Certains affirment que cette situation découle d’une ingérence historique : les successeurs de nos pères fondateurs (et pourquoi ne parle-t-on jamais des femmes comme fondatrices ?) n’ont pas su se défendre contre les menaces économiques et politiques qui ont frappé la jeune nation dès son indépendance. Cela serait, selon eux, à l’origine de notre dépendance internationale et de notre incapacité à gouverner efficacement. D’autres avancent une thèse différente, celle d’une survivance historique, enracinée dans une lutte linguistique, identitaire et culturelle. Pour eux, ces valeurs pourraient sauver notre alma mater du chaos. C’est une idée séduisante, bien qu’elle soit née d’un traumatisme historique.

« Il n’est d’absolu que l’épitaphe. » 

.— Makenzy Orcel 

 

Nous ne pouvons pas remonter le temps. L’âme de notre société manque d’un idéal sain, d’une conscience collective assez forte pour nous guider à travers les épreuves et les turbulences du néocolonialisme. Et pourtant, notre résilience naturelle demeure un atout précieux, une flamme où pourrait s’allumer une philosophie commune, façonnée par ce que nous rêvons de devenir en tant que peuple. Il nous faut des êtres dévoués, prêts à hisser notre barque hors de l’abîme. Cessons de chercher les coupables de nos souffrances ailleurs. La vérité est là, sous nos yeux, éclatante, mais nous manquons de courage pour la nommer.
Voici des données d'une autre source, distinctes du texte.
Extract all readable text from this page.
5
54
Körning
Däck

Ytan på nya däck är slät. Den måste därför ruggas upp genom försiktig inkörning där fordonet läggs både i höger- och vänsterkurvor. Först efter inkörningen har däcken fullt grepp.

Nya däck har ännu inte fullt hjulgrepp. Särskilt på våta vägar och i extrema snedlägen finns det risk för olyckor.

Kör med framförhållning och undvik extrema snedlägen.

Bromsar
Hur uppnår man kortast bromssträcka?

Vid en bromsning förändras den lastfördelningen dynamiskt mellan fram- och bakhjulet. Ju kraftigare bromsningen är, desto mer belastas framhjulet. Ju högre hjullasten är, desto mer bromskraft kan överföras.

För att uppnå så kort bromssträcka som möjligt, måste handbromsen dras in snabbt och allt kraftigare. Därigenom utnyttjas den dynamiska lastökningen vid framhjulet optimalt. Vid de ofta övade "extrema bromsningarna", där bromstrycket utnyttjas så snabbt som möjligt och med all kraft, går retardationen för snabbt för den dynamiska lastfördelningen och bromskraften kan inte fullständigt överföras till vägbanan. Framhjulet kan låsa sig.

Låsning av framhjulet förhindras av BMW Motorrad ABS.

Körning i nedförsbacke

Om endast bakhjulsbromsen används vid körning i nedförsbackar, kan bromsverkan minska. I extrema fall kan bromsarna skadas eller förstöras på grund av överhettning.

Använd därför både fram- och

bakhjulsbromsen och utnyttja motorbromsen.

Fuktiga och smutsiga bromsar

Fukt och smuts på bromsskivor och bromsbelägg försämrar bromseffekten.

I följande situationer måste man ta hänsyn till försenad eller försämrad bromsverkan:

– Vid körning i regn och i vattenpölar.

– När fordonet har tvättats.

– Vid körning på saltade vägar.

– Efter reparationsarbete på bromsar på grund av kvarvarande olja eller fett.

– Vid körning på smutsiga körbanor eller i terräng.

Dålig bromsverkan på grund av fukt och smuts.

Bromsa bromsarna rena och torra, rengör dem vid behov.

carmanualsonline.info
Sartre parlerait de “mauvaise foi” en d’autres termes. 

 

La littérature ne m’a mené ni à la magistrature ni au marché, mais elle m’a offert l’immense privilège de voyager, de vivre intensément le présent, de ressentir le poids funeste du chemin tracé pour nous. Elle m’a ouvert la porte de l’essence même de tant de valeurs qui semblent parfois nous échapper en tant que individus : le devoir civique, le savoir-vivre, le respect mutuel, la bienséance, le soutien social, et ce « aime ton prochain comme toi-même » que nous chérissons de loin. Ces valeurs, ensemble, sont le fondement de notre évolution sociale, le ciment d’une véritable cohésion nationale.

Remettre cela en question, c’est interroger l’essence même de l’Haïtien moderne. Aujourd’hui, presque plus personne ne croit à l’élévation de notre pays, quel que soit son âge. Pour la majorité, partir, s’éloigner de cette terre, apparaît comme la solution la plus sensée. Mais face aux réalités humaines des fils et des filles nés sous ces couleurs, l’exode ne peut être la réponse idéale à nos crises sociales.

Après avoir tout perdu, que nous reste-t-il encore ? En repensant au titre marquant du roman de Louis-Philippe Dalembert, Le crayon du bon Dieu n’a pas de gomme, il est clair que l’histoire ne s’achève pas ici. Nous avons encore la possibilité de la (ré)écrire, de (re)construire ce qui nous a été arraché par le sang.